Six Poetry Books That Faber & Faber Should Bring Back Into Print
And one they should make happen
This month sees a Changing of the Guard in British poetry: there is a new poetry editor at Faber & Faber. By appointing Lavinia Greenlaw, Faber have revived the tradition of a poet on their list also running it, as begun by its first editor, T.S. Eliot.
The new poetry editor (said the job ad) will “deliver a strategic vision for the entire list, including Faber’s extraordinary poetry backlist”. Faber could, at times, be said to lean a little heavily on this catalogue. In the 1990s, I remember an ad in Poetry Review which was simply famous Faber names in Roman type — T.S. Eliot, Marianne Moore, Sylvia Plath, Seamus Heaney, Derek Walcott — with the strapline: “The list goes on…” And when the outgoing poetry editor, Matthew Hollis, announced his resignation, he made the following modest claim:
I am surely biased, but I know of no independent publishing activity for poetry anywhere in the world that feels quite so significant or so special.
The editors at independent poetry publishers such as Bloodaxe and Carcanet in the UK, or New Directions and Graywolf Press in the US, might raise an eyebrow at this, while casting an eye over their own extraordinary backlists.

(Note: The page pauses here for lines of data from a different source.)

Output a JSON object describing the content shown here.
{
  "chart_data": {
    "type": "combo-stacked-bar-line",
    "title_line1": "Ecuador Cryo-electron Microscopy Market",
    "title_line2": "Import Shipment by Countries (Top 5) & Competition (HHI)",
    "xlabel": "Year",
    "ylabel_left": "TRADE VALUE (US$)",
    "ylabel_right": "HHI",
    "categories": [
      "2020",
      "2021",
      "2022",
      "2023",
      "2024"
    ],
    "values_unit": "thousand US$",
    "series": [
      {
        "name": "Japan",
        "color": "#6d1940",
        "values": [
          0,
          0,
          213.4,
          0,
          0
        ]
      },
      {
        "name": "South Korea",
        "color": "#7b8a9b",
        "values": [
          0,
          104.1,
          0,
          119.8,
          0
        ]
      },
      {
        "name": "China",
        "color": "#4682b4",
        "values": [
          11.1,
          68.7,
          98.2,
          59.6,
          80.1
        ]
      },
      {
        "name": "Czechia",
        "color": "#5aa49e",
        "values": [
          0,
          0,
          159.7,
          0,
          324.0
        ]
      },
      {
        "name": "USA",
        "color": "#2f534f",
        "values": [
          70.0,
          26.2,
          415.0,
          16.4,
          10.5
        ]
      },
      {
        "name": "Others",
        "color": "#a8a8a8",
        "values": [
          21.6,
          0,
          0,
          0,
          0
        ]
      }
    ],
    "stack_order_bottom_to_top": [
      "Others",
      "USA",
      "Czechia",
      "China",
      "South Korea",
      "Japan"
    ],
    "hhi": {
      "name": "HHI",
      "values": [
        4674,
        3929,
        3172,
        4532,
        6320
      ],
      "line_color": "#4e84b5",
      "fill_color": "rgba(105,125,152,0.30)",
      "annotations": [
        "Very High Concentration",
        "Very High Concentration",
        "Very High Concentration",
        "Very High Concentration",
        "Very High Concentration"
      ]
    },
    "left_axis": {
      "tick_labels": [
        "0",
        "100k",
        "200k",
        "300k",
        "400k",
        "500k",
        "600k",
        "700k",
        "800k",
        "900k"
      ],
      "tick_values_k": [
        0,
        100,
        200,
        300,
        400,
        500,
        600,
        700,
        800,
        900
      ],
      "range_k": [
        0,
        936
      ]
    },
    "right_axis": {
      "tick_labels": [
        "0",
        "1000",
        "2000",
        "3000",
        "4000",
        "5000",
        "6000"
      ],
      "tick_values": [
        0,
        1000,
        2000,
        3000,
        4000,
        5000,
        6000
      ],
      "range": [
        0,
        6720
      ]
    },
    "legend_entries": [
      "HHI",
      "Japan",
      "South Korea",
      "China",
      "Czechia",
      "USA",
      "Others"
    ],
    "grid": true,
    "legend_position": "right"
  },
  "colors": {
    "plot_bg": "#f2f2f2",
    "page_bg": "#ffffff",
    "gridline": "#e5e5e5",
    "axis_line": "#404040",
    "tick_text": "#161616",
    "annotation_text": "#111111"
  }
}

And while Faber’s poetry register undoubtedly features some big names you can always buy, it is also packed with out-of-print titles. Last year, I offered my unsolicited advice on How to Be Faber Poetry Editor —
— so I thought this week I’d suggest half-a-dozen books the new editor might want to recover from the vaults, plus one that a British publisher needs to make happen.
The Faber Book of Vernacular Verse (1990), ed. Tom Paulin
There was an eccentric entrepreneurial period between the Eighties and Nineties when Faber produced a series of hefty anthologies compiled from unexpected angles. Some were probably better as elevator pitches than actual reading — The Faber Book of Movie Verse (1993), for example — and some are probably best forgotten: the poet Sarah Maguire, reviewing The Faber Book of Blue Verse (1990), called it “a thorough piece of propaganda […] to put women off heterosexuality once and for all”, while Al Alvarez, the editor of The Faber Book of Modern European Verse (1992), struggled to find any female poets at work on the continent (he located two, in Austria and Russia).